At one stage, a giant robot chases you through a forest in the background, knocking down trees and throwing punches from afar, until you later face it in a mini-boss battle. On another level, parasites unleashed in mining take over your cyborg enemies and cause their heads to explode as they transform into lumpy masses of antagonistic flesh. The cherry on top is how rewarding it feels to go through each one, with visual effects and unique death animations that make the otherwise simple levels vibrant and dynamic. The vehicle levels, including the ones that have you racing around town with 7-style 3D effects, also spice things up a bit and are gorgeous to boot.

And unlike many of the games Vengeful Guardian borrowed from, it is generous with checkpoints and health containers. It also offers you a diverse arsenal of special abilities and upgrades. Similar to Megaman, defeating each boss gives you one of their powers.

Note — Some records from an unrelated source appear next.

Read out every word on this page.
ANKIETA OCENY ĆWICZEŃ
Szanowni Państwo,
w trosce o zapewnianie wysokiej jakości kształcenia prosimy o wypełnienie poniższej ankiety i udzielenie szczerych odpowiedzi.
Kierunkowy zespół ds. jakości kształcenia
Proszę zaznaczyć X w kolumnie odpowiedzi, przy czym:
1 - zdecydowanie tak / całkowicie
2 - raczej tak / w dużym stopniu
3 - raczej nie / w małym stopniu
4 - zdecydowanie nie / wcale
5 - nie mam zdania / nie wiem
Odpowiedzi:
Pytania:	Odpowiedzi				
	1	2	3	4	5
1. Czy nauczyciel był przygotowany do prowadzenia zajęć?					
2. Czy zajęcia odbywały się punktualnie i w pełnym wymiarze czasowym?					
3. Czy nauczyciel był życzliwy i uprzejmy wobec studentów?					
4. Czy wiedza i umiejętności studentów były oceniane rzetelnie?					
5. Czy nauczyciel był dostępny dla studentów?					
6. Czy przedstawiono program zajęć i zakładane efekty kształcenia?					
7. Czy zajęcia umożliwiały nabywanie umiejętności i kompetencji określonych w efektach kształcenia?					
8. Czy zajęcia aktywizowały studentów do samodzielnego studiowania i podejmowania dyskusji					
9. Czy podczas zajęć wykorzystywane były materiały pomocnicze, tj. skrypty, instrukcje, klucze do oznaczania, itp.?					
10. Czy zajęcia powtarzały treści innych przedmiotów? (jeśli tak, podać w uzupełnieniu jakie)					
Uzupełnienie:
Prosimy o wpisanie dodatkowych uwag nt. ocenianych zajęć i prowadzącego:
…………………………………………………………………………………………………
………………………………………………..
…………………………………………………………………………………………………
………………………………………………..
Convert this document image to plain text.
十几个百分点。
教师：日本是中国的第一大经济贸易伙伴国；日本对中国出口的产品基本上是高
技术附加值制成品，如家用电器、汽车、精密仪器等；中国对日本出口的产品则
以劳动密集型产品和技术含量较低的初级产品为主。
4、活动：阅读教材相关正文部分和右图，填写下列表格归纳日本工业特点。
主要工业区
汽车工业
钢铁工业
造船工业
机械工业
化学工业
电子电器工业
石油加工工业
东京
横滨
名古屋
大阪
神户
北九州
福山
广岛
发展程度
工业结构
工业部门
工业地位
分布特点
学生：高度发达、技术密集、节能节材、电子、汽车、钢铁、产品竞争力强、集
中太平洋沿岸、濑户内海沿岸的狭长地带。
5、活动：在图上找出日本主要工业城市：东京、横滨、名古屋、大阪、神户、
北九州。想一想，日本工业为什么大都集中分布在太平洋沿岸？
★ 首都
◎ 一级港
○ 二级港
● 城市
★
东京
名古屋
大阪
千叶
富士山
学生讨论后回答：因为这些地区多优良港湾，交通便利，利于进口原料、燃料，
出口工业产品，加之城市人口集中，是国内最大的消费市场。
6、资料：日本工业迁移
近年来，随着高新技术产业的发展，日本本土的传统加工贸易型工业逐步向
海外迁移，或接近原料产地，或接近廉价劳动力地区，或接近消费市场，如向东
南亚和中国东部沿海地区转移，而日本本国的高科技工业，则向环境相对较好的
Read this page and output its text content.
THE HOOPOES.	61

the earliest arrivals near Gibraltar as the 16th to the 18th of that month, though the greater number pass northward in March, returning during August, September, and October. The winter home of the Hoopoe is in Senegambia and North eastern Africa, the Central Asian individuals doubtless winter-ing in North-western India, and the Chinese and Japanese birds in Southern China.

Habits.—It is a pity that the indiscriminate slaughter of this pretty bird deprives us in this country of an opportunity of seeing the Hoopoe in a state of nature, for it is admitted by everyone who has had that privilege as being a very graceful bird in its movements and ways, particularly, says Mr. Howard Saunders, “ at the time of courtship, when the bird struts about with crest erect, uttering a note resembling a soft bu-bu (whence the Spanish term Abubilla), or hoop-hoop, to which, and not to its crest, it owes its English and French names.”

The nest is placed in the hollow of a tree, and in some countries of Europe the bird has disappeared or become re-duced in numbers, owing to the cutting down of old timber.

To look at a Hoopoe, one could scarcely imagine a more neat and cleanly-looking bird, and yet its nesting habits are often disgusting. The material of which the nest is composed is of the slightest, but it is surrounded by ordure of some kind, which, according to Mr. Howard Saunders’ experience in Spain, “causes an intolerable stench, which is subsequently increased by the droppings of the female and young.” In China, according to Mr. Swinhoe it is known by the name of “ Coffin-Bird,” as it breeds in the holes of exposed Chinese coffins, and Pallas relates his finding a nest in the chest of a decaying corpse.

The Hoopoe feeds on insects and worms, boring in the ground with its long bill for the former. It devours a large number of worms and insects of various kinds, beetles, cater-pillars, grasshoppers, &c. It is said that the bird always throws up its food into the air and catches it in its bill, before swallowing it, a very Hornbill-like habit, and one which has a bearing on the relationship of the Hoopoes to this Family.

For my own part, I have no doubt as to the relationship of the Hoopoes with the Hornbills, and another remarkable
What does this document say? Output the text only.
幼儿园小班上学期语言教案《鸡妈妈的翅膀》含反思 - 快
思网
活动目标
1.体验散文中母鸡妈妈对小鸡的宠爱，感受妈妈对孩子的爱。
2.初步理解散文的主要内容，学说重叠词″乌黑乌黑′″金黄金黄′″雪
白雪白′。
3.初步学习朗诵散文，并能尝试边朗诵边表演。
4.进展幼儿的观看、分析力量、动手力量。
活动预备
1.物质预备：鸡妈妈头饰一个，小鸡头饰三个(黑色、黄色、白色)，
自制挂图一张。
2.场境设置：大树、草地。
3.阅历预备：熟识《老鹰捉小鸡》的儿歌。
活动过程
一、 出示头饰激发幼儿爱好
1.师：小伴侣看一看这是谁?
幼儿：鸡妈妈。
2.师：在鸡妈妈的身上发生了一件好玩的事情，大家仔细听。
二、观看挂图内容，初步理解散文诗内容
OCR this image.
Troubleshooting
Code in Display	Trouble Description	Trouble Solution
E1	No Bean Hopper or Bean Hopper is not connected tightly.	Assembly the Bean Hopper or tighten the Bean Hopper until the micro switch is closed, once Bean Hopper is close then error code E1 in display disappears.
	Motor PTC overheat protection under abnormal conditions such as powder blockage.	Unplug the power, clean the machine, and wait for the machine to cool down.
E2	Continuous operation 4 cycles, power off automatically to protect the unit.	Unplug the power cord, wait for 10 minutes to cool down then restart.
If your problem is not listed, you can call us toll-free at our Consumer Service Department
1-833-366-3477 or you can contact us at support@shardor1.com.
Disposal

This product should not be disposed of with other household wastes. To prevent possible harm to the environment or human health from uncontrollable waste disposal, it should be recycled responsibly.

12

My personal favorites were a hyper-dash attack and a dark portal that unleashes a Cthulhu-like tentacle, though overall neither felt like much of a game changer. More transformative are the upgrades, which range from things like health regeneration from each enemy killed to a scanner that alerts you to hidden locations of other power-ups. There are about a dozen in total, including double jump and extra armor that halves the damage you take.

Image for article titled A 16-Bit Ninja Game Asks What If Mega Man But Body Horror

Image: JoyMasher / The Arcade Crew

The latter essentially lets you blast your way through most bosses, allowing you to push them aggressively without having to worry about learning their attack patterns or fine-tuning your twitch reflexes. The only consequence is that it limits the score you can get on each level to a B, incentivizing you to go back and eventually perfect each level to potentially unlock something extra, which I have yet to do in my two or so hours with the game.

This runtime left me wanting more from Vengeful Guardian rather than just brushing up on levels I’d already completed, but I’ll take that over games overstaying their welcome or running out of ideas, but still going another five hours. like Shinobi III or the other ’90s hack-and-slash platformers it channels, Vengeful Guardian it lets you get in, have fun, and put the controller back down before you’re tempted to throw it across the room. There are no new ideas here, but it presents the old ones with polish and shine.